ALA executive director Tracie D. Hall got the room to join her in shouting what has become something of the official motto of the library of community's response to book banning: "Free people read freely." And to close the evening, ALA president Lessa Kanani'opua Pelayo-Lozada introduced some special guests: three courageous students who are fighting the banning of 97 books in their local high schools in Beaufort County, S.C., and are the subject of a forthcoming documentary. The students showed a short trailer, and received a standing ovation from the packed ballroom.

And in another unannounced addition to the program, longtime ALA director of the Office for Intellectual Freedom Deborah Caldwell-Stone was honored for tireless efforts to help librarians battle book bans. Caldwell-Stone said she was honored and humbled to help librarians who fight the battle and do the hard work in their communities.

The event was hosted by the ALA's Unite Against Book Bans advocacy group, and was sponsored by EBSCO, Ingram, and Penguin Random House. In her closing remarks, Pelayo-Lozada praised the work of advocates who are coming together to defend the freedom to read, and urged more cooperation and coordination. "No one of us, no single organization, can do this alone," she said.

Main Program

Meanwhile the 2023 ALA Annual Conference main speaker program kicks off Friday afternoon in the McCormick Place Chicago convention center auditorium, with author Judy Blume in conversation with Simon & Schuster senior v-p and publisher Justin Chanda. The discussion promises to explore a number of important topics and issues, including the freedom to read, as Blume’s books have landed on ALA’s Most Challenged Books lists over the years, and she continues to be a vocal advocate against censorship.

And there is more star power to end the main speaker program: this year’s closing general session will feature Amanda Gorman and Christian Robinson, who will discuss their forthcoming children’s book Something, Someday, due out in September from Viking (Tuesday, 11 a.m.–noon). Gorman is the youngest presidential inaugural poet in U.S. history and the bestselling author of numerous books, including The Hill We Climb, which made headlines recently when a single complaint alleging the book contained “hate messages” was enough to get it removed from circulation in a Florida school library.

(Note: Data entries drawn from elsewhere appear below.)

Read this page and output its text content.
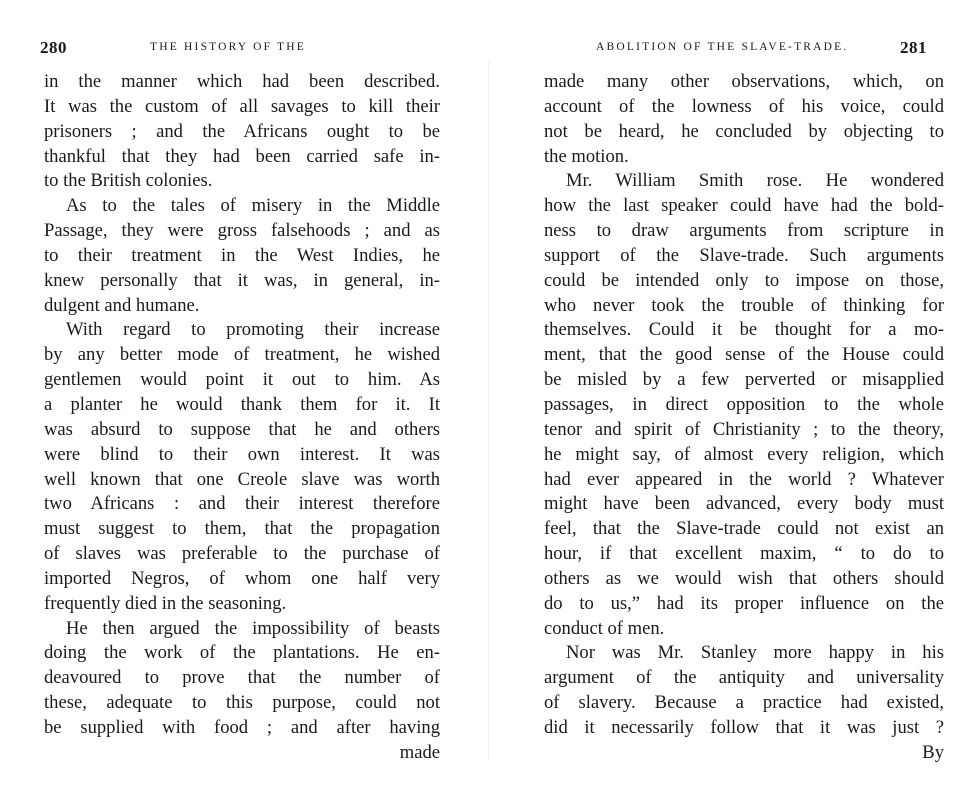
280	THE HISTORY OF THE
in the manner which had been described.
It was the custom of all savages to kill their
prisoners ; and the Africans ought to be
thankful that they had been carried safe in-
to the British colonies.
As to the tales of misery in the Middle
Passage, they were gross falsehoods ; and as
to their treatment in the West Indies, he
knew personally that it was, in general, in-
dulgent and humane.
With regard to promoting their increase
by any better mode of treatment, he wished
gentlemen would point it out to him. As
a planter he would thank them for it. It
was absurd to suppose that he and others
were blind to their own interest. It was
well known that one Creole slave was worth
two Africans : and their interest therefore
must suggest to them, that the propagation
of slaves was preferable to the purchase of
imported Negros, of whom one half very
frequently died in the seasoning.
He then argued the impossibility of beasts
doing the work of the plantations. He en-
deavoured to prove that the number of
these, adequate to this purpose, could not
be supplied with food ; and after having
made
ABOLITION OF THE SLAVE-TRADE.	281
made many other observations, which, on
account of the lowness of his voice, could
not be heard, he concluded by objecting to
the motion.
Mr. William Smith rose. He wondered
how the last speaker could have had the bold-
ness to draw arguments from scripture in
support of the Slave-trade. Such arguments
could be intended only to impose on those,
who never took the trouble of thinking for
themselves. Could it be thought for a mo-
ment, that the good sense of the House could
be misled by a few perverted or misapplied
passages, in direct opposition to the whole
tenor and spirit of Christianity ; to the theory,
he might say, of almost every religion, which
had ever appeared in the world ? Whatever
might have been advanced, every body must
feel, that the Slave-trade could not exist an
hour, if that excellent maxim, “ to do to
others as we would wish that others should
do to us,” had its proper influence on the
conduct of men.
Nor was Mr. Stanley more happy in his
argument of the antiquity and universality
of slavery. Because a practice had existed,
did it necessarily follow that it was just ?
By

And a bustling exhibit hall—the Library Marketplace— will host some 600 exhibits, and more than 300 experts, authors, and illustrators are set to appear on eight live stages, as well as hundreds of Meet the Author booth sessions, book and galley giveaways, and autograph and selfie opportunities.

You can check out the full program, including an education program with more than 200 sessions over five days, here. As always, check the online program for exact times and any last-minute changes.

Of course, the freedom to read will be a major topic of discussion at this year's conference. PW has rounded up some panel picks from dealing with the freedom to read here.

ALA officials say they expect more than 15,000 in-person attendees at the conference, which runs through June 27.

This article has been updated for clarity.